Ancestry.co.uk says: “World War I wasn’t just about trench warfare in the Somme and Ypres. While the front lines clashed in France and Belgium, an equally important conflict was being fought at sea. Our new collection honours those who lost their lives in this conflict.
“Royal Navy and Royal Marine War Graves Roll, 1914-1919, is the largest collection of British WWI naval casualties available anywhere online. It details over 40,000 sailors from the Royal Navy and Royal Marines who died all over the world.
“Find a naval ancestor here, and you’ll discover their rank, service number, the name of their ship, date and cause of death, and where they were buried. You may even find a next–of–kin – providing a vital clue for further research. The records include both officers and ratings.
“You can use the records to follow the marine services’ fate through the War. Their biggest blow came at the Battle of Jutland, off Denmark, when HMS Queen Mary was sunk, taking more than 1,200 souls to the sea bed with her.
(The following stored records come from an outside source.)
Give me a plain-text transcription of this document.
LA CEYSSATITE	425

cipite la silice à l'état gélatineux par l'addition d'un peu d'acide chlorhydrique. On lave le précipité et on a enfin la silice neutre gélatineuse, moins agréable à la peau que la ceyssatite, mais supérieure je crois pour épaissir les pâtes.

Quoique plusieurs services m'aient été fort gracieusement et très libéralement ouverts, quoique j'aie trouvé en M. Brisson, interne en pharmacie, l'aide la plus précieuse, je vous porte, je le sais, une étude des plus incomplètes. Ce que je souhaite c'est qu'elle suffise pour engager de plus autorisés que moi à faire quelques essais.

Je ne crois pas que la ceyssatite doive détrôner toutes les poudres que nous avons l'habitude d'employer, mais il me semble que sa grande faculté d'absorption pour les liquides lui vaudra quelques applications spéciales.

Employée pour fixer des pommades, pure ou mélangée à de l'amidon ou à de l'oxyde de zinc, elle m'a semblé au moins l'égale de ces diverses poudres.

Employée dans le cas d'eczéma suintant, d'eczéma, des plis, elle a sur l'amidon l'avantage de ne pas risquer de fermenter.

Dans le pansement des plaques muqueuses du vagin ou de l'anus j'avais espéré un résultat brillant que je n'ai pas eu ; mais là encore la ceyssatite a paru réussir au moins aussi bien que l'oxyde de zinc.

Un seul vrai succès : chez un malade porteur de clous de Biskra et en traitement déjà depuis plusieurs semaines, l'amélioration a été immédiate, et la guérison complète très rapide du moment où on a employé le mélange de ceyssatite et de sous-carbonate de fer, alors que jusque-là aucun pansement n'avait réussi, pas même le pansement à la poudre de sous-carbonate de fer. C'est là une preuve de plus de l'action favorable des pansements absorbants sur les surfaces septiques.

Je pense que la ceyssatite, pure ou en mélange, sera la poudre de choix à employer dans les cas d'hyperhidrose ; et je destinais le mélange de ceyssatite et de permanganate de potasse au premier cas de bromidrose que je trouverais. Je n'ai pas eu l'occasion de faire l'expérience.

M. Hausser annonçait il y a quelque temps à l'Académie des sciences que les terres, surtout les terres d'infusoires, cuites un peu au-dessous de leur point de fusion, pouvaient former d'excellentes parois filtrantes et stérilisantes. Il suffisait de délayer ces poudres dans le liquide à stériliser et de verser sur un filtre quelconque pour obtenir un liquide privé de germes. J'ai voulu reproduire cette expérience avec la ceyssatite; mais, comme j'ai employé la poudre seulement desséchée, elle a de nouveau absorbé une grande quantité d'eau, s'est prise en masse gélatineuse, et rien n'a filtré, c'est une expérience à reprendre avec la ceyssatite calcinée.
“HMS Invincible, Good Hope, Defence and many other ships also sank in WWI, causing thousands more deaths. However major sea battles were rare and in many smaller encounters only one or two sailors were killed.
“Often they gave their lives protecting cargo vessels from the new threat at sea – U–boats, used in an attempt to blockade Britain. The Navy responded with heavily armed, steel–hulled battleships, cruisers and minesweepers, providing security for transatlantic convoys.”